Ziyao Wang '22 stands outside in front of a pavilion of fountains and trees.

Where They’re Headed: Ziyao Wang ‘22

The computer science and fine arts double major is pursuing a master’s degree in engineering, focusing on computer graphics and game technology, at the University of Pennsylvania.

Ziyao Wang ‘22 is continuing her Haverford education at the nearby University of Pennsylvania. The computer science and fine arts double major is pursuing a Master of Science in engineering in computer graphics and game technology as part of Haverford’s 4+1 partnership with the university. This program allows students to attain a master’s degree in engineering from Penn by taking graduate courses during their senior year at Haverford, followed by a single year of graduate study.

Wang described this particular degree as a combination of her two interests in fine arts and computer graphics.

“It gives its students insight into the state-of-the-art graphics and animation technologies used in interactive entertainment and cinematic visual effects,” she said. “In addition to learning new technologies, I’m excited to learn traditional approaches to making animation, such as hand-drawn animation.”

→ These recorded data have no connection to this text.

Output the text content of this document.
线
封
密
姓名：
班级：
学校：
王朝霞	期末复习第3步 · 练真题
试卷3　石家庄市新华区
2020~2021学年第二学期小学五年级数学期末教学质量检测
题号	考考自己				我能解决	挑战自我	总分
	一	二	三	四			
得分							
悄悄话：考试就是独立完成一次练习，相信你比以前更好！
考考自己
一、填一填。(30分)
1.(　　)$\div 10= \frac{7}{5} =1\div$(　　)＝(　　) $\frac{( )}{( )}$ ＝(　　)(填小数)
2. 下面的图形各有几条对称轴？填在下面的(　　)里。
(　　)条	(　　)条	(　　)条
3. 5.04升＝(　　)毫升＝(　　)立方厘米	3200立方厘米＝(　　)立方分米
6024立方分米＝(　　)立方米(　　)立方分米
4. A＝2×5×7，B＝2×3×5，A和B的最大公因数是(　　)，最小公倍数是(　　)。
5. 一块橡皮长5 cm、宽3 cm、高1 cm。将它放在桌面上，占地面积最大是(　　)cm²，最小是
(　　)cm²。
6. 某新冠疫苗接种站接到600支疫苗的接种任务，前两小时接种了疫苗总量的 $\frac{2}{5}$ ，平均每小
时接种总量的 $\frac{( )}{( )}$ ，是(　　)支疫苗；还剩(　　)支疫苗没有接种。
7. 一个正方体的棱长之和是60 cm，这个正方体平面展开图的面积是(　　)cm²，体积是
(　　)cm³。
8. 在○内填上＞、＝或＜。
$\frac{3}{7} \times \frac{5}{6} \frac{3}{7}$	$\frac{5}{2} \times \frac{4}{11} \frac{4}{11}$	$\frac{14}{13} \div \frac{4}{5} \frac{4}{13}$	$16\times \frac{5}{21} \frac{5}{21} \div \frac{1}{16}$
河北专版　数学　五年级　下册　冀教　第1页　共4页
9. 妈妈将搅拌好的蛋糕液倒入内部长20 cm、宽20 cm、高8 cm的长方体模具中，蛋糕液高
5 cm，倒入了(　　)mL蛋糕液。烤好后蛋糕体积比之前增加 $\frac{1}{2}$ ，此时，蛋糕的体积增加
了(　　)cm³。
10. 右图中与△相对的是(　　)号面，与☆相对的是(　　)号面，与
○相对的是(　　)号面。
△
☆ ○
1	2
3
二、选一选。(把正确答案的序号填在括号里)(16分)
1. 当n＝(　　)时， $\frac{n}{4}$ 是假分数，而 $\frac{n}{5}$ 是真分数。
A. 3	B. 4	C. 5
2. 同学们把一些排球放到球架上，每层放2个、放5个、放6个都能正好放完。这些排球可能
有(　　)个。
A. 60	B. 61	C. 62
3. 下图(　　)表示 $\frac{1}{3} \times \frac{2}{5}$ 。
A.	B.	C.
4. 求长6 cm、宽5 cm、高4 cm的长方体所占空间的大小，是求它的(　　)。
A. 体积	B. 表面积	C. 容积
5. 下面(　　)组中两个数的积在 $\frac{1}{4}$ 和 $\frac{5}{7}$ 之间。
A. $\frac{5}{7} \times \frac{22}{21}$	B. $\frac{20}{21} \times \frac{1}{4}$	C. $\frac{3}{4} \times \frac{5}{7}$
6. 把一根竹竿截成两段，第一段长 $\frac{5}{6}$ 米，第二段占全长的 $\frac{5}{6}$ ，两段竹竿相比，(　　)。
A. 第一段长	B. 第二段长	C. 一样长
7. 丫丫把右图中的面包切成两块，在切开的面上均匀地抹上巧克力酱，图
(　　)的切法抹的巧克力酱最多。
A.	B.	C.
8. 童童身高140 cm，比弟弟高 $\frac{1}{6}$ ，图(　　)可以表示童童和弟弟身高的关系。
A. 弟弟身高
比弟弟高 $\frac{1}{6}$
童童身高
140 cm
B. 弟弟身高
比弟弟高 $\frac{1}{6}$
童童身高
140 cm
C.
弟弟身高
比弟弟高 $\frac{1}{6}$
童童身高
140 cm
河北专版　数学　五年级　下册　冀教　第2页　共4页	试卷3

In addition to the unique program, Wang was drawn to the University of Pennsylvania by its particular accessibility for Haverford students. She attended graduate-level classes twice a week at the school’s campus during her senior year, allowing her to fully adjust to the academic environment before even graduating Haverford.

Wang also credited the unique course selection within the Bi-Co with some of her academic growth. She was even able to substitute a class required for her master’s degree with “Computer Graphics,” which she took at Bryn Mawr College. The class connected her with a professor who would help mentor her: Aline Normoyle, Bryn Mawr assistant professor of computer science, who would advise Wang as she wrote her senior thesis about hair animation.

Wang recommends that students interested in pursuing animation should focus on either the technical side or art side of the process.

“Animation is a blend of art with science. There are many roles, ranging from software developers to story artists in an animation studio. You don’t have to double major or be good at both sides, because it’s hard,” she said. “It’s more important to know how to work with different people. For example, you could be a software engineer who loves art and knows how to work with artists on projects.”

Wang hopes to use that wisdom and ability to collaborate as part of an animation studio after she obtains her degree from Penn.

“Where They’re Headed” is a blog series chronicling the post-collegiate plans of recent Haverford graduates.